Interactive guides for exploring human tumours

As a case study of an interactive tissue guide, we used Minerva Story to mark up a large specimen of human lung adenocarcinoma (https://www.cycif.org/MinervaLungHistology). This primary tumour measured ~5 × 3.5 mm and was imaged at subcellular resolution using 44-plex t-CyCIF⁴. Multiple fields were then stitched into a single image (described in ref. 54; the image is referred to within that paper as LUNG-3-PR). Because there is no single best way to analyse an image containing several hundred thousands of cells, we created two guides: a guide focused on the histological review of regions of interest and on specific types of immune cells and tumour cells, and a guide focused on the presentation of quantitative data analysis in the context of the original image (Figure 4a). A panel to the left of the Minerva Story window (outlined in orange in Figure 4a) shows the name of the samples, the links to its related stories, a table of contents and the navigation tools. On the right of the window (outlined in pink), another navigation panel allows for the selection of channels of interest. Channels and channel groups, as well as the cell types that they define, can be pre-specified. Each protein (antigen) is linked to an explanatory source of information (such as the GeneCards⁵⁵ database; a more customized and tissue-specific annotation of markers is under development).

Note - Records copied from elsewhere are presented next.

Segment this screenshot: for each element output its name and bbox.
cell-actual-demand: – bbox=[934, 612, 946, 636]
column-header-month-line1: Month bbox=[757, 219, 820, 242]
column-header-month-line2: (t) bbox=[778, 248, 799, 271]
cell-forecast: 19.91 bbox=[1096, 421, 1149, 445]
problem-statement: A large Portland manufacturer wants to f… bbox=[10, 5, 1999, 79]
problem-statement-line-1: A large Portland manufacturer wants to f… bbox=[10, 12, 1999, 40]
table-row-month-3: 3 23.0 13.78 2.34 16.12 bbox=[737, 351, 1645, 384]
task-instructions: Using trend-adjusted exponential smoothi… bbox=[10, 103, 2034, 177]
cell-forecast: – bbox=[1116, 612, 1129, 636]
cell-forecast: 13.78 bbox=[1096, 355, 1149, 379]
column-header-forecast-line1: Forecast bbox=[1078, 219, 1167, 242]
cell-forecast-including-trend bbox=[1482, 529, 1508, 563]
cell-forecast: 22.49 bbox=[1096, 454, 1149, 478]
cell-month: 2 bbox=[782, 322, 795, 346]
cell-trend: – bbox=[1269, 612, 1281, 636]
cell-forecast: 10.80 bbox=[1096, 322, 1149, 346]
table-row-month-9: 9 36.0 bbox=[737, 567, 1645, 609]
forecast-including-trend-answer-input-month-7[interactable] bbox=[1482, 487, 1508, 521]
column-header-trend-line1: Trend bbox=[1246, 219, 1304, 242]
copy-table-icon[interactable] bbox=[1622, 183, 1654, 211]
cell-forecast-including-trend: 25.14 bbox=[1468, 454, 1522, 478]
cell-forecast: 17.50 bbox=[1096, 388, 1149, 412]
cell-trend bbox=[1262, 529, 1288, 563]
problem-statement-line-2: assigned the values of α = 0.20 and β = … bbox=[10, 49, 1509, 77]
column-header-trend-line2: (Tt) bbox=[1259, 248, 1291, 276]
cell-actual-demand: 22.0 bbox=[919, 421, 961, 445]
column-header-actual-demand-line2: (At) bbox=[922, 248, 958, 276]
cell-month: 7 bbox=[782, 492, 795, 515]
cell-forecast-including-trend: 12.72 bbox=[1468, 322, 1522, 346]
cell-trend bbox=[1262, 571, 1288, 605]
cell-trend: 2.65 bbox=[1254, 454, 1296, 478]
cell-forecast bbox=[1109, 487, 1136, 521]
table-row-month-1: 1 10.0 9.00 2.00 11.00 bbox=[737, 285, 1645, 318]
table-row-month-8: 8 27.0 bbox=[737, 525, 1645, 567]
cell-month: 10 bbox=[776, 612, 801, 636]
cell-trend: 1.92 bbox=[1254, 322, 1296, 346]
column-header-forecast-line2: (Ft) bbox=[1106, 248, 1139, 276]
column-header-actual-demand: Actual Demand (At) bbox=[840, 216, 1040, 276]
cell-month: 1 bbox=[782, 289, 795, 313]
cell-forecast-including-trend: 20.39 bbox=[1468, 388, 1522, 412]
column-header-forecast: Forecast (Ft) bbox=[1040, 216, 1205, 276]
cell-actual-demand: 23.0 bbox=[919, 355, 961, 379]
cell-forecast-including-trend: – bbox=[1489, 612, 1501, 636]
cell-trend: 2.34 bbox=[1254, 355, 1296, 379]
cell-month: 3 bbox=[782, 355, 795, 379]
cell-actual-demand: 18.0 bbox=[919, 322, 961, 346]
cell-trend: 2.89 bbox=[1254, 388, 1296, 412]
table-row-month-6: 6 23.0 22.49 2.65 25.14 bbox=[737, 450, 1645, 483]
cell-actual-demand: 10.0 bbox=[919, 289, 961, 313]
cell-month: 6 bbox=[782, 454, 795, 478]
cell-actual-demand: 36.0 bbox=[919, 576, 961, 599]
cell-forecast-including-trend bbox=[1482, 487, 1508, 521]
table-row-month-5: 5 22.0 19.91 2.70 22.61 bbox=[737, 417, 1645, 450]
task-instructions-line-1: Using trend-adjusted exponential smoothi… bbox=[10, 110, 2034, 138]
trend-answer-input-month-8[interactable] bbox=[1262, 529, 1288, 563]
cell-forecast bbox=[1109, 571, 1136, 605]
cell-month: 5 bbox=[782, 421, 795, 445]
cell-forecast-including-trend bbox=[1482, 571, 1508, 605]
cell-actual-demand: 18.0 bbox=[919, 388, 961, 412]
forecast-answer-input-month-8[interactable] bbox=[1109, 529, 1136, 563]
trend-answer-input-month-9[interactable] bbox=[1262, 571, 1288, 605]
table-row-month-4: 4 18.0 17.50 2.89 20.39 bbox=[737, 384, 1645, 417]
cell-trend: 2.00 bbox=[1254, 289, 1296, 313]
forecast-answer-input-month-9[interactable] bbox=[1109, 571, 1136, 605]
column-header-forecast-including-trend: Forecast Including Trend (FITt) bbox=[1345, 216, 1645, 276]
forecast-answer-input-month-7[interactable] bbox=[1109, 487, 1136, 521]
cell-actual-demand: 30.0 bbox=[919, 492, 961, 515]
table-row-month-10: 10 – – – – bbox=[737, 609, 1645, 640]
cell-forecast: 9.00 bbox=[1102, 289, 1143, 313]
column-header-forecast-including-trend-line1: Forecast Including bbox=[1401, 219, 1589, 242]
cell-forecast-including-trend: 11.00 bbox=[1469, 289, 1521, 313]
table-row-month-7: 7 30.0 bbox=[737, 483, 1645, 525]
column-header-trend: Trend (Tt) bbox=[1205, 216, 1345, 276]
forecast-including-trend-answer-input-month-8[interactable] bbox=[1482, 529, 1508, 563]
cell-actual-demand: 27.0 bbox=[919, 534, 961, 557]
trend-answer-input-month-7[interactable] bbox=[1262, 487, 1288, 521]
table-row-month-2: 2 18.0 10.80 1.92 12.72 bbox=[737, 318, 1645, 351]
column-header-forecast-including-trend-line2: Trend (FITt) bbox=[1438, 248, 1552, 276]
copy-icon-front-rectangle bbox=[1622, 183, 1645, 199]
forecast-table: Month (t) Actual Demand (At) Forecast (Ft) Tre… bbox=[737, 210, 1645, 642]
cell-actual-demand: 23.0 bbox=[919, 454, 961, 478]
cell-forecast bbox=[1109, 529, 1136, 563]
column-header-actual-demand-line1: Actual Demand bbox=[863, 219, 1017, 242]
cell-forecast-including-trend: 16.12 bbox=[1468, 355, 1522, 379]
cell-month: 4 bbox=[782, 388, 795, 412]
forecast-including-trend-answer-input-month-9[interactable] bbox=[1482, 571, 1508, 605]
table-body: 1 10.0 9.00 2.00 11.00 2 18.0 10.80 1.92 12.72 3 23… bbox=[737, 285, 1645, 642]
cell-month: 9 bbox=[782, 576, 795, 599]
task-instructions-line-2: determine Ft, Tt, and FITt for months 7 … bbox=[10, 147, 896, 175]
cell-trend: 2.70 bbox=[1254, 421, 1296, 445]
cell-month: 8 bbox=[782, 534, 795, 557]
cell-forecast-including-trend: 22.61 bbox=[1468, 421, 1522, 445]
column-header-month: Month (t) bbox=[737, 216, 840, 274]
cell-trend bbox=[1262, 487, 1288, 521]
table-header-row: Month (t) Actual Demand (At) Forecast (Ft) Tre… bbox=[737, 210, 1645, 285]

Stories progress from one waypoint to the next (analogous to the numbered system used by museum audio guides), and each waypoint can involve a different field of view, magnification and set of channels, as well as arrows and text describing specific features of interest (marked in grey). At any point, users can diverge from a story by panning and zooming around the image or by selecting different channels, and then return to the narrative by selecting the appropriate waypoint on the table of contents. In Figure 4a, ‘waypoint one’ shows pan-cytokeratin-positive tumour cells growing in chords and clusters at the tumour–stroma interface. This region of the tumour is characterized by an inflammatory microenvironment, as evidenced by the presence of a variety of lymphocyte and macrophage populations distinguishable by the expression of their cell surface markers. By using the panel on the right, users can toggle these markers on and off to explore the images and data, and to evaluate the accuracy of the classification. The remainder of the story explores the expression of PD-L1 and the localization of populations of lymphocytes and macrophages.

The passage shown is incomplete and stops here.